The spring of 2016 marked the beginning of a very unpleasant summer for a Hospital in the Pacific Northwest. Within a few months, it had become implicated in a security breach that involved massive HIPAA violations after having taken part in an approved, collaborative Genetic Study. The study was conducted by an independent genetic research firm who brought the data in from various institutions to a private cloud, run by a private provider. But as misfortune had it, the info that came from our particular hospital carried patient CPT codes with it, which it should not have.
CPT codes tell us which procedures a patient went through. Since carrying information that reveals anything about the patient’s person, including medical data, is subject to HIPAA, having this information out there with the genetic data became a problem once it was all gathered in the cloud. One of the staff researchers at the firm actually noticed this and kept it to himself – but only for a while. He chose to use it against the firm a few months later, after he was dismissed from his position. A security breach exposed the same error as well, placing the company, the Hospital and the cloud service provider, in violation of the HIPAA law.
Apart from being a perfect storm of security breaches, human error, and abuse of trust put together, this tale of research-gone-awry sheds light on one of the main issues looming over cloud computing today: how do we protect our data while working on it in the cloud? After all, the information reaches the cloud so it can be handled better, processed faster, and ultimately, we want it to be private as well.
They key to having a safe working environment is maintaining control over the data.

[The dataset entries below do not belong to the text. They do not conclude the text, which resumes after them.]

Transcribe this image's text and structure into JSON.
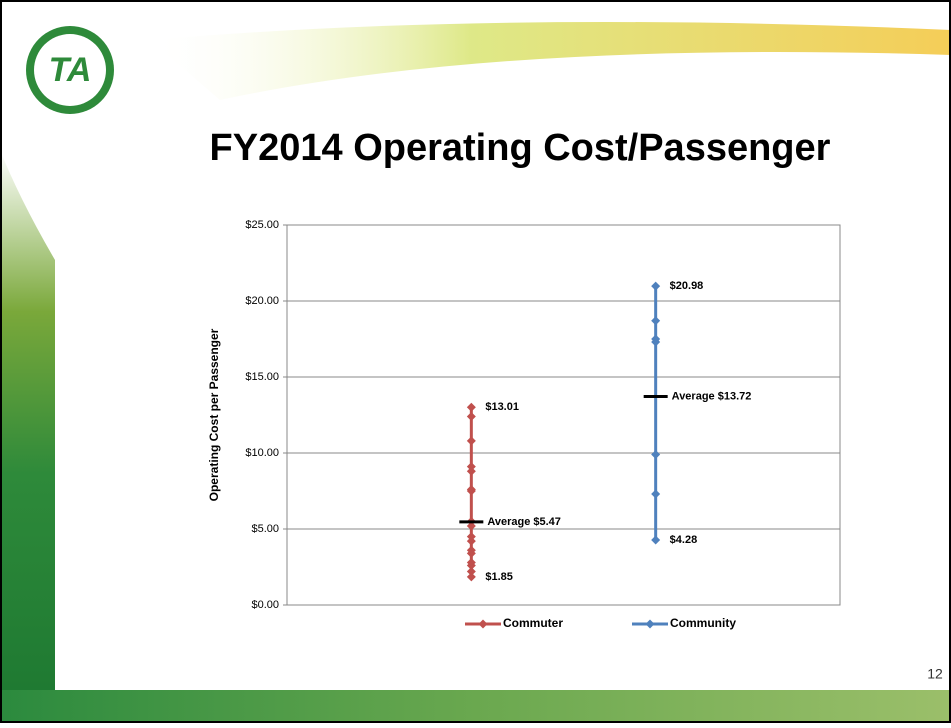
{
  "slide": {
    "title": "FY2014 Operating Cost/Passenger",
    "logo": "TA",
    "page": "12"
  },
  "chart_data": {
    "type": "line",
    "y_label": "Operating Cost per Passenger",
    "ylim": [
      0,
      25
    ],
    "yticks": [
      {
        "value": 0,
        "label": "$0.00"
      },
      {
        "value": 5,
        "label": "$5.00"
      },
      {
        "value": 10,
        "label": "$10.00"
      },
      {
        "value": 15,
        "label": "$15.00"
      },
      {
        "value": 20,
        "label": "$20.00"
      },
      {
        "value": 25,
        "label": "$25.00"
      }
    ],
    "grid": true,
    "legend": "bottom",
    "series": [
      {
        "name": "Commuter",
        "color": "#c0504d",
        "values": [
          13.01,
          12.4,
          10.8,
          9.1,
          8.8,
          7.6,
          7.5,
          5.5,
          5.2,
          4.5,
          4.2,
          3.6,
          3.4,
          2.8,
          2.6,
          2.2,
          1.85
        ],
        "value_labels": [
          "$13.01",
          null,
          null,
          null,
          null,
          null,
          null,
          null,
          null,
          null,
          null,
          null,
          null,
          null,
          null,
          null,
          "$1.85"
        ],
        "average": 5.47,
        "average_label": "Average $5.47"
      },
      {
        "name": "Community",
        "color": "#4f81bd",
        "values": [
          20.98,
          18.7,
          17.5,
          17.3,
          9.9,
          7.3,
          4.28
        ],
        "value_labels": [
          "$20.98",
          null,
          null,
          null,
          null,
          null,
          "$4.28"
        ],
        "average": 13.72,
        "average_label": "Average $13.72"
      }
    ]
  }
}
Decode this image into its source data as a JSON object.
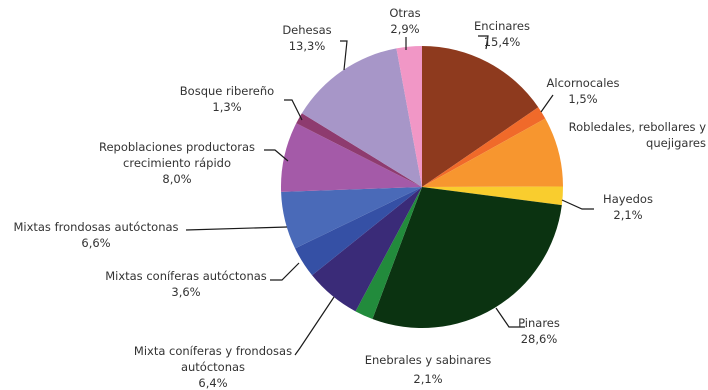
{
  "chart_data": {
    "type": "pie",
    "title": "",
    "slices": [
      {
        "name": "Encinares",
        "value": 15.4,
        "label": "15,4%",
        "color": "#8e3a1e"
      },
      {
        "name": "Alcornocales",
        "value": 1.5,
        "label": "1,5%",
        "color": "#f06a2a"
      },
      {
        "name": "Robledales, rebollares y quejigares",
        "value": 8.0,
        "label": "",
        "color": "#f7962f"
      },
      {
        "name": "Hayedos",
        "value": 2.1,
        "label": "2,1%",
        "color": "#f9cd2e"
      },
      {
        "name": "Pinares",
        "value": 28.6,
        "label": "28,6%",
        "color": "#0b3311"
      },
      {
        "name": "Enebrales y sabinares",
        "value": 2.1,
        "label": "2,1%",
        "color": "#228b3c"
      },
      {
        "name": "Mixta coníferas y frondosas autóctonas",
        "value": 6.4,
        "label": "6,4%",
        "color": "#3a2b78"
      },
      {
        "name": "Mixtas coníferas autóctonas",
        "value": 3.6,
        "label": "3,6%",
        "color": "#3550a5"
      },
      {
        "name": "Mixtas frondosas autóctonas",
        "value": 6.6,
        "label": "6,6%",
        "color": "#4a6ab8"
      },
      {
        "name": "Repoblaciones productoras crecimiento rápido",
        "value": 8.0,
        "label": "8,0%",
        "color": "#a45aa8"
      },
      {
        "name": "Bosque ribereño",
        "value": 1.3,
        "label": "1,3%",
        "color": "#8e3b6f"
      },
      {
        "name": "Dehesas",
        "value": 13.3,
        "label": "13,3%",
        "color": "#a796c8"
      },
      {
        "name": "Otras",
        "value": 2.9,
        "label": "2,9%",
        "color": "#f197c6"
      }
    ]
  }
}
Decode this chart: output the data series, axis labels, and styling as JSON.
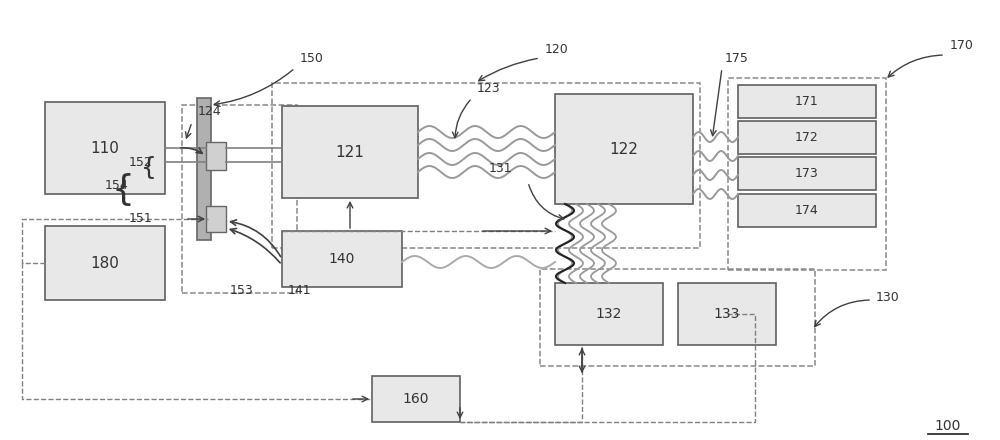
{
  "bg_color": "#ffffff",
  "line_color": "#808080",
  "dark_line": "#404040",
  "box_fill": "#e8e8e8",
  "box_edge": "#606060",
  "dashed_box_edge": "#888888",
  "label_color": "#333333",
  "label_100": "100",
  "label_110": "110",
  "label_120": "120",
  "label_121": "121",
  "label_122": "122",
  "label_123": "123",
  "label_124": "124",
  "label_130": "130",
  "label_131": "131",
  "label_132": "132",
  "label_133": "133",
  "label_140": "140",
  "label_141": "141",
  "label_150": "150",
  "label_151": "151",
  "label_152": "152",
  "label_153": "153",
  "label_154": "154",
  "label_160": "160",
  "label_170": "170",
  "label_171": "171",
  "label_172": "172",
  "label_173": "173",
  "label_174": "174",
  "label_175": "175",
  "label_180": "180"
}
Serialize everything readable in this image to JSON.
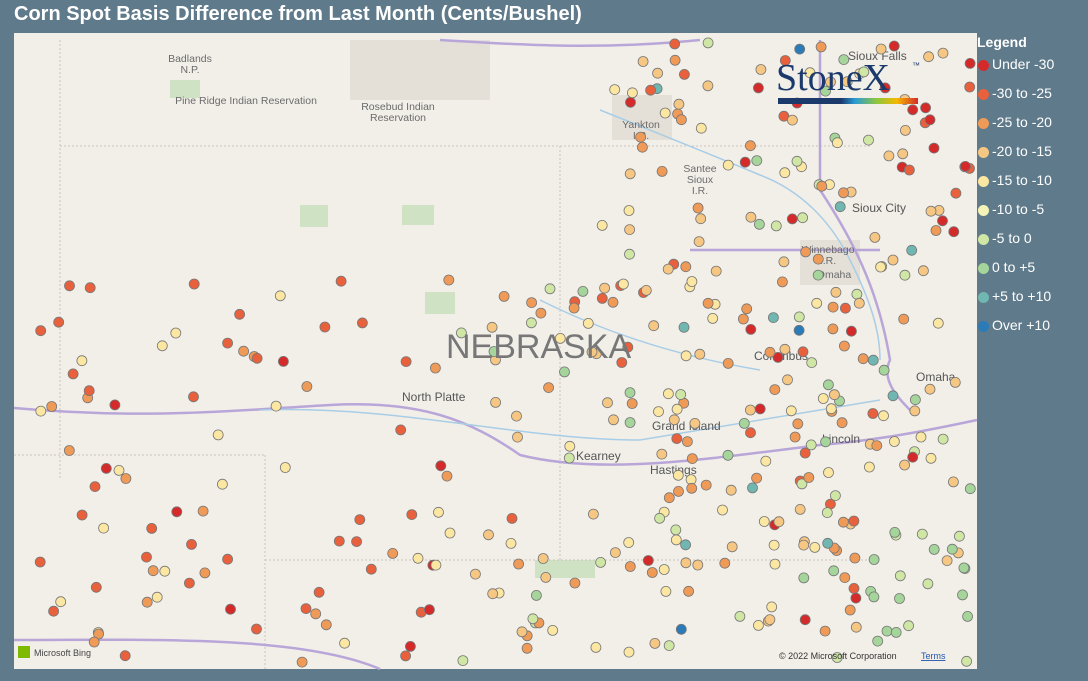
{
  "header": {
    "title": "Corn Spot Basis Difference from Last Month (Cents/Bushel)"
  },
  "map": {
    "labels": {
      "badlands": "Badlands\nN.P.",
      "pine_ridge": "Pine Ridge Indian Reservation",
      "rosebud": "Rosebud Indian\nReservation",
      "yankton": "Yankton\nI.R.",
      "santee": "Santee\nSioux\nI.R.",
      "winnebago": "Winnebago\nI.R.",
      "omaha_ir": "Omaha",
      "sioux_city": "Sioux City",
      "sioux_falls": "Sioux Falls",
      "state": "NEBRASKA",
      "north_platte": "North Platte",
      "columbus": "Columbus",
      "omaha": "Omaha",
      "grand_island": "Grand Island",
      "kearney": "Kearney",
      "hastings": "Hastings",
      "lincoln": "Lincoln"
    },
    "attribution": {
      "bing": "Microsoft Bing",
      "copyright": "© 2022 Microsoft Corporation",
      "terms": "Terms"
    }
  },
  "logo": {
    "text": "StoneX",
    "tm": "™"
  },
  "legend": {
    "title": "Legend",
    "items": [
      {
        "label": "Under -30",
        "color": "#d42a2a"
      },
      {
        "label": "-30 to -25",
        "color": "#e8603c"
      },
      {
        "label": "-25 to -20",
        "color": "#f09a57"
      },
      {
        "label": "-20 to -15",
        "color": "#f6c683"
      },
      {
        "label": "-15 to -10",
        "color": "#fbe6a2"
      },
      {
        "label": "-10 to -5",
        "color": "#f5f3b8"
      },
      {
        "label": "-5 to 0",
        "color": "#cfe6a5"
      },
      {
        "label": "0 to +5",
        "color": "#a5d59a"
      },
      {
        "label": "+5 to +10",
        "color": "#6fb7b0"
      },
      {
        "label": "Over +10",
        "color": "#2b7bb9"
      }
    ]
  }
}
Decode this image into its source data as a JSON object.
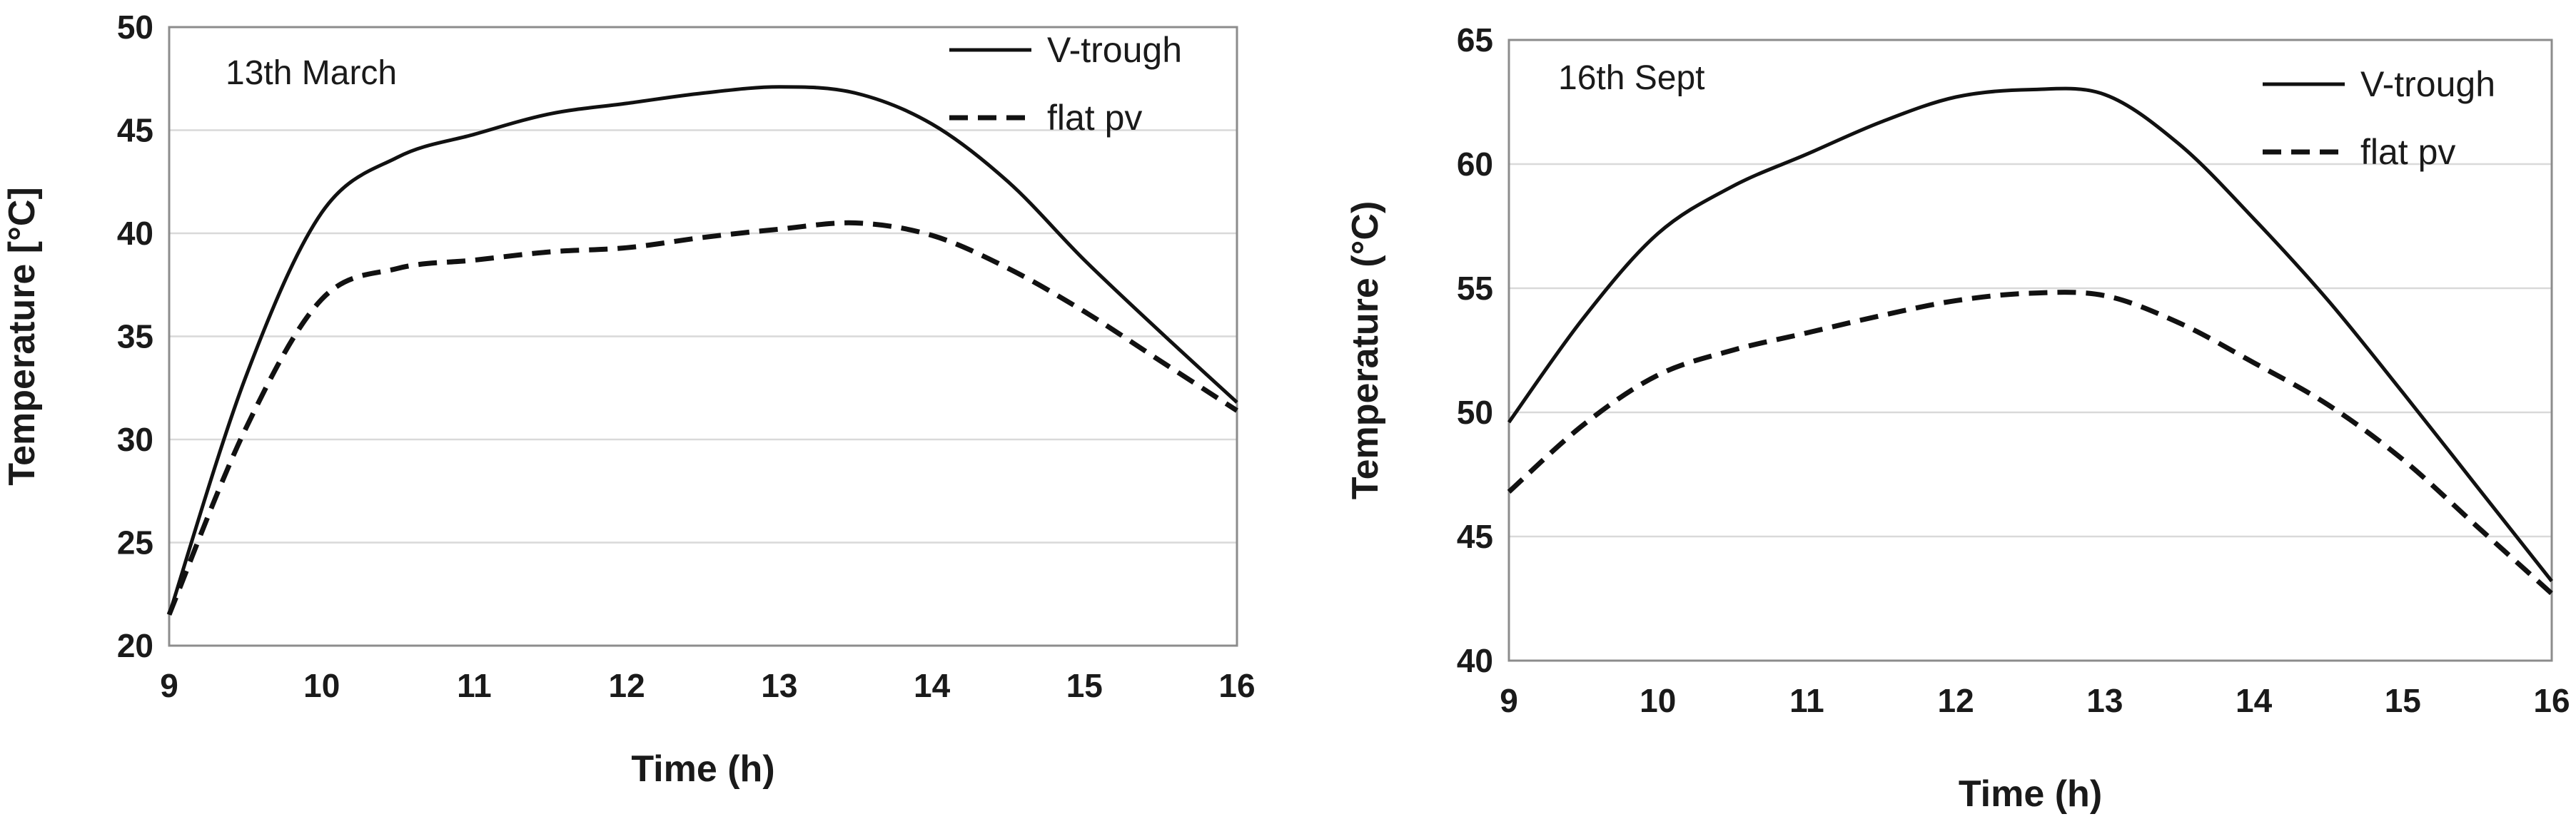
{
  "chart_data": [
    {
      "type": "line",
      "annotation": "13th March",
      "xlabel": "Time (h)",
      "ylabel": "Temperature [°C]",
      "xlim": [
        9,
        16
      ],
      "ylim": [
        20,
        50
      ],
      "xticks": [
        9,
        10,
        11,
        12,
        13,
        14,
        15,
        16
      ],
      "yticks": [
        20,
        25,
        30,
        35,
        40,
        45,
        50
      ],
      "grid": "horizontal",
      "legend_position": "top-right",
      "series": [
        {
          "name": "V-trough",
          "style": "solid",
          "x": [
            9,
            9.5,
            10,
            10.5,
            11,
            11.5,
            12,
            12.5,
            13,
            13.5,
            14,
            14.5,
            15,
            15.5,
            16
          ],
          "y": [
            21.5,
            33,
            41,
            43.7,
            44.8,
            45.8,
            46.3,
            46.8,
            47.1,
            46.8,
            45.3,
            42.5,
            38.7,
            35.2,
            31.8
          ]
        },
        {
          "name": "flat pv",
          "style": "dashed",
          "x": [
            9,
            9.5,
            10,
            10.5,
            11,
            11.5,
            12,
            12.5,
            13,
            13.5,
            14,
            14.5,
            15,
            15.5,
            16
          ],
          "y": [
            21.5,
            30.5,
            36.8,
            38.3,
            38.7,
            39.1,
            39.3,
            39.8,
            40.2,
            40.5,
            39.9,
            38.3,
            36.2,
            33.8,
            31.4
          ]
        }
      ]
    },
    {
      "type": "line",
      "annotation": "16th Sept",
      "xlabel": "Time (h)",
      "ylabel": "Temperature (°C)",
      "xlim": [
        9,
        16
      ],
      "ylim": [
        40,
        65
      ],
      "xticks": [
        9,
        10,
        11,
        12,
        13,
        14,
        15,
        16
      ],
      "yticks": [
        40,
        45,
        50,
        55,
        60,
        65
      ],
      "grid": "horizontal",
      "legend_position": "top-right",
      "series": [
        {
          "name": "V-trough",
          "style": "solid",
          "x": [
            9,
            9.5,
            10,
            10.5,
            11,
            11.5,
            12,
            12.5,
            13,
            13.5,
            14,
            14.5,
            15,
            15.5,
            16
          ],
          "y": [
            49.6,
            53.8,
            57.2,
            59.1,
            60.4,
            61.7,
            62.7,
            63.0,
            62.8,
            60.8,
            57.8,
            54.5,
            50.8,
            47.0,
            43.2
          ]
        },
        {
          "name": "flat pv",
          "style": "dashed",
          "x": [
            9,
            9.5,
            10,
            10.5,
            11,
            11.5,
            12,
            12.5,
            13,
            13.5,
            14,
            14.5,
            15,
            15.5,
            16
          ],
          "y": [
            46.8,
            49.5,
            51.5,
            52.5,
            53.2,
            53.9,
            54.5,
            54.8,
            54.7,
            53.6,
            52.0,
            50.3,
            48.1,
            45.4,
            42.7
          ]
        }
      ]
    }
  ]
}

If our hospital could have the actual, raw data, secure in one place and run the operations on the cloud without exposing the data itself, then neither the hospital nor the cloud service provider would have been liable, because no private information would have exchanged hands.
Machine Learning (ML) and cryptography based solutions are the incredible answers we have right now. Though each have their drawbacks, when implemented in the cloud environment, they can help prevent situations like the one we just read.
Let’s a look at the traditional situation first. In the classic model of centralized learning (ML), information is gathered in the cloud from all connected devices and then sends it to a central model, where data alters the algorithm and ‘trains’ it. Because actual information is gathered and stored it’s less of a fit for dealing with legally regulated records, since this means that data exchanges hands. Distributed learning distributes data between multiple data owners and creates a central aggregator to coordinate between them. The owner and aggregator collaborate, and train a global model, which is then based on all the training data in the system. Despite being privacy friendly, DL systems are exposed to attacks: data inversion, membership inference and property inference, poisoning and backdoor attacks, particularly by systems that feature underlying ML models themselves and can train online using distributed training data. Federated learning gives segments of the learning process out to clients. Each client uses locally collected data and trains a local model. The models are then collected and sent to an aggregator which combines them all into a global model. Federated learning supports privacy, because sensitive data remains with the client. It does not have to be shared or transmitted, not even over the network. The drawbacks are similar to those in distributed learning.
Fully Homomorphic Encryption offers the possibility of combining between usability, functionality and safety, but with a price. FHE enables us to run ML algorithms on encrypted data, without actually accessing the underlying data that is protected under governmental regulations like HIPAA. FHE’s drawbacks are that it is labor intensive, computationally heavy, and complicated to implement.
This multitude of possible solutions tells us that the field is still rife with challenges waiting to be tackled, with no actual winner around to take the lead in delivering speed, privacy and scalability in the cloud. Simplicity has made software-based security solutions the main trend today, but we’ve all learned from experience that the ‘software only’ approach to security is no longer enough. This is why hardware based secure enclaves, including those inside CPUs, have become a rising trend on the cloud.